What most impressed me about Valiant Hearts is that its narrative isn’t as obvious and clichéd as you would expect. It would almost be too easy to make an entirely dark, bleak adventure game since World War I is rarely glorified in mainstream media, but instead a bittersweet narrative is offered that explores themes like togetherness and camaraderie as well as a sense of futility and sadness. Valiant Hearts finds the line between funny and respectful admirably, often bringing a smile to your face without masking the harsh reality of war. The way the plot progresses between the famous battles is also excellent – the game never feels like a dull history lesson but does a pretty good job in offering the player a brief synopsis of the main events of World War I.
With that said, the plight of your characters isn’t all that easy to identify with and the story doesn’t always come together all that well. The main cast of characters don’t really develop as you progress and, for a game so heavily reliant on its story to remain engaging, the over-arching plot doesn’t culminate in anything particularly noteworthy. Ubisoft Montpellier did excellent work in terms of nailing a setting and tone, but characterisation and plot let Valiant Hearts down.
The gameplay isn’t as important as it is in most games, so it’s not too big a criticism to say that Valiant Hearts isn’t a brilliant adventure game – merely an average one. Puzzles, which revolve around moving and finding useful objects, helping other characters carry out objectives and pulling levers, are pretty standard fair. Little is done to move beyond the usual constraints of the genre in terms of gameplay, which for a game that does this so successfully in other areas feels a little inconsistent. Still, fans of adventure games will find plenty of familiar content to like and a useful hint system means you’ll never be stumped by its puzzles for very long.
Valiant Hearts also utilises some extremely limited stealth and combat mechanics which positions the game as a personal tale of the effect of war, rather than how people go about fighting it. I actually really liked how simplistic these mechanics were, as more complexity in the gameplay would have undoubtedly juxtaposed the game Valiant Hearts clearly tries to be in other areas.

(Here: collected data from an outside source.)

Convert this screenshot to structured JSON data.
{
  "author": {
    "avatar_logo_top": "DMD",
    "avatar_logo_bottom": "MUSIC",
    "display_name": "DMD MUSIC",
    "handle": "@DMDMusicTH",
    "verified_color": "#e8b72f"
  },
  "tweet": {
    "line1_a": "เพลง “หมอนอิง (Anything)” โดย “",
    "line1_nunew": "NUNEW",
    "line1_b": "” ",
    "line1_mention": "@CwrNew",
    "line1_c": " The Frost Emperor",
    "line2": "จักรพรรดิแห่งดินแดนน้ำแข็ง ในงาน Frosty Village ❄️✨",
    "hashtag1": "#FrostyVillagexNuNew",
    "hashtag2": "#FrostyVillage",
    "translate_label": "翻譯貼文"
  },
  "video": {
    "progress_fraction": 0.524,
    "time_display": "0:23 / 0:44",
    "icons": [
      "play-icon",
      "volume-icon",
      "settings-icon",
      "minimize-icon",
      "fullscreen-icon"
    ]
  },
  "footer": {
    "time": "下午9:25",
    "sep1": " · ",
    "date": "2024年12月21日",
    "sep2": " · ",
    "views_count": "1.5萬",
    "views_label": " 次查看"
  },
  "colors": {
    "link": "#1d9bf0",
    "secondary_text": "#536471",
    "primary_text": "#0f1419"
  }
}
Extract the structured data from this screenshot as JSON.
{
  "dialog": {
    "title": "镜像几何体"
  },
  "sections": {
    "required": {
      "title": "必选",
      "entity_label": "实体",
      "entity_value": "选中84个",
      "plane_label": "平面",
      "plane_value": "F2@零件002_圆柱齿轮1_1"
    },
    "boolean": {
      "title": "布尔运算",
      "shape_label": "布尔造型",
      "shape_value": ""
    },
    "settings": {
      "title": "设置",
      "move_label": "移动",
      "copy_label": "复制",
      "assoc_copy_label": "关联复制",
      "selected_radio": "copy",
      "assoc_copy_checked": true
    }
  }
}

Fans of adventure games both old and new may be disappointed by Valiant Hearts’ lack of meaty or innovative gameplay, but for those that want to experience a lovingly crafted title that succeeds in many areas Ubisoft Montpellier’s latest endeavor provides a breath of fresh air. It’s a game that’s clearly the product of hard work from a passionate, talented team, and whilst Valiant Heats gets a lot wrong it is also unlike anything you’ve ever played before. It’s an imperfect experience that may not have the lasting impact on you that the developers seemed to intend it to, but it’s also a game I can easily see people really warming to if the give it a chance.